The aim of the current study is to assess the changes in visual function before and after prescribing near-addition lenses in children receiving topical atropine. Investigators also studied the adaptation to these lenses and the method of determining the optical near prescription.

The study recruited a total of 40 children aged 7 to 12 years, including 23 males and 17 females, from two public elementary schools in Taiwan. All participants were undergoing atropine treatment for at least 6 months before the baseline examination and continued receiving the therapy during the following year.

At both the baseline and the final examination (1-year follow-up), a series of visual function assessments were performed. This included distance best-corrected visual acuity (BCVA) for each eye, high and low contrast visual acuity at near, accommodative lag, horizontal heterophoria, stereopsis, near points of convergence (NPC), and a questionnaire of daily visual complaints. The Harmon distance was considered the optimal viewing distance for reading and other close work.

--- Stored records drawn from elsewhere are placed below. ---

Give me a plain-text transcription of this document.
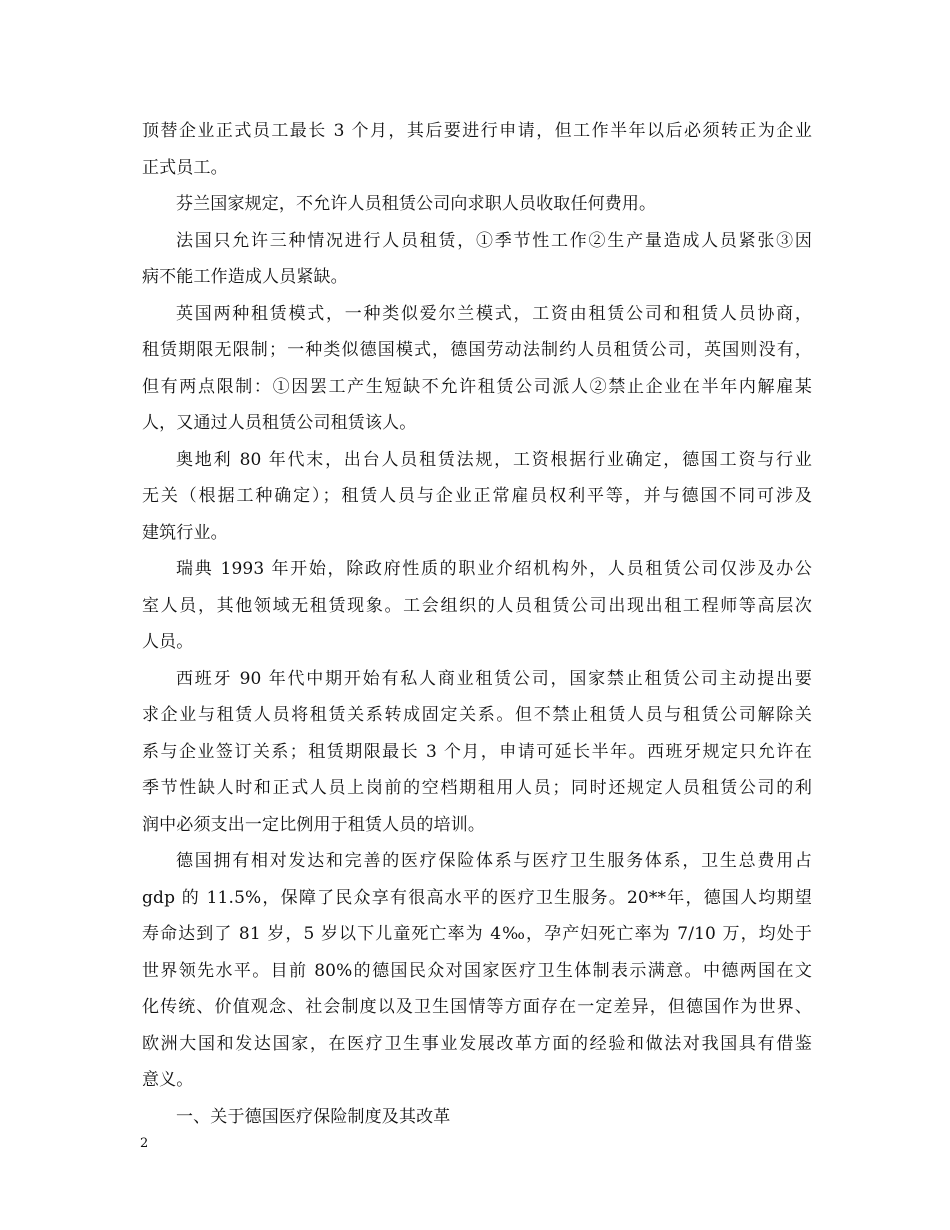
顶替企业正式员工最长 3 个月，其后要进行申请，但工作半年以后必须转正为企业
正式员工。
芬兰国家规定，不允许人员租赁公司向求职人员收取任何费用。
法国只允许三种情况进行人员租赁，①季节性工作②生产量造成人员紧张③因
病不能工作造成人员紧缺。
英国两种租赁模式，一种类似爱尔兰模式，工资由租赁公司和租赁人员协商，
租赁期限无限制；一种类似德国模式，德国劳动法制约人员租赁公司，英国则没有，
但有两点限制：①因罢工产生短缺不允许租赁公司派人②禁止企业在半年内解雇某
人，又通过人员租赁公司租赁该人。
奥地利 80 年代末，出台人员租赁法规，工资根据行业确定，德国工资与行业
无关（根据工种确定）；租赁人员与企业正常雇员权利平等，并与德国不同可涉及
建筑行业。
瑞典 1993 年开始，除政府性质的职业介绍机构外，人员租赁公司仅涉及办公
室人员，其他领域无租赁现象。工会组织的人员租赁公司出现出租工程师等高层次
人员。
西班牙 90 年代中期开始有私人商业租赁公司，国家禁止租赁公司主动提出要
求企业与租赁人员将租赁关系转成固定关系。但不禁止租赁人员与租赁公司解除关
系与企业签订关系；租赁期限最长 3 个月，申请可延长半年。西班牙规定只允许在
季节性缺人时和正式人员上岗前的空档期租用人员；同时还规定人员租赁公司的利
润中必须支出一定比例用于租赁人员的培训。
德国拥有相对发达和完善的医疗保险体系与医疗卫生服务体系，卫生总费用占
gdp 的 11.5%，保障了民众享有很高水平的医疗卫生服务。20**年，德国人均期望
寿命达到了 81 岁，5 岁以下儿童死亡率为 4‰，孕产妇死亡率为 7/10 万，均处于
世界领先水平。目前 80%的德国民众对国家医疗卫生体制表示满意。中德两国在文
化传统、价值观念、社会制度以及卫生国情等方面存在一定差异，但德国作为世界、
欧洲大国和发达国家，在医疗卫生事业发展改革方面的经验和做法对我国具有借鉴
意义。
一、关于德国医疗保险制度及其改革
2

The study data report a significantly positive correlation between the atropine concentration and the lag of accommodation (r = .41; P = .0001). 80% of the children had an accommodative lag >2.00 D at their Harmon distances.

Moreover, statistically significant differences in visual acuity were observed with and without the PAL. Distance visual acuity without and with the distance prescription was 0.41 ± 0.33 and 0.06 ± 0.06 logMAR, respectively (P <.0001). Significant differences in both high and low contrast near visual acuity were observed with the PAL (P <.0001), according to investigators.

Additionally, the PAL produced a significantly longer mean NPC break (12.68 ± 7.00 vs. 10.98 ± 6.26 cm) and recovery (17.97 ± 7.10 vs. 16.13 ± 6.68 cm; P = 0.05). Similarly, investigators observed a significant difference in near heterophoria (−1.20 ± 4.77 vs. −3.90 ± 4.91; P < .0001).

The mean corrected distance heterophoria was 2.91 ±5.62 Δ and 45% of the participants showed improved stereoacuity with the near correction. Daily visual complaints were compared both with and without the PAL. Lower scores showed fewer complaints and/or higher satisfaction with the lenses and no significant differences were found regarding the use of the computer, writing homework, and reading.

The study, “The use of progressive addition lenses to improve the daily visual function of children receiving topical atropine treatment,” was published in Ophthalmic & Physiological Optics (OPO).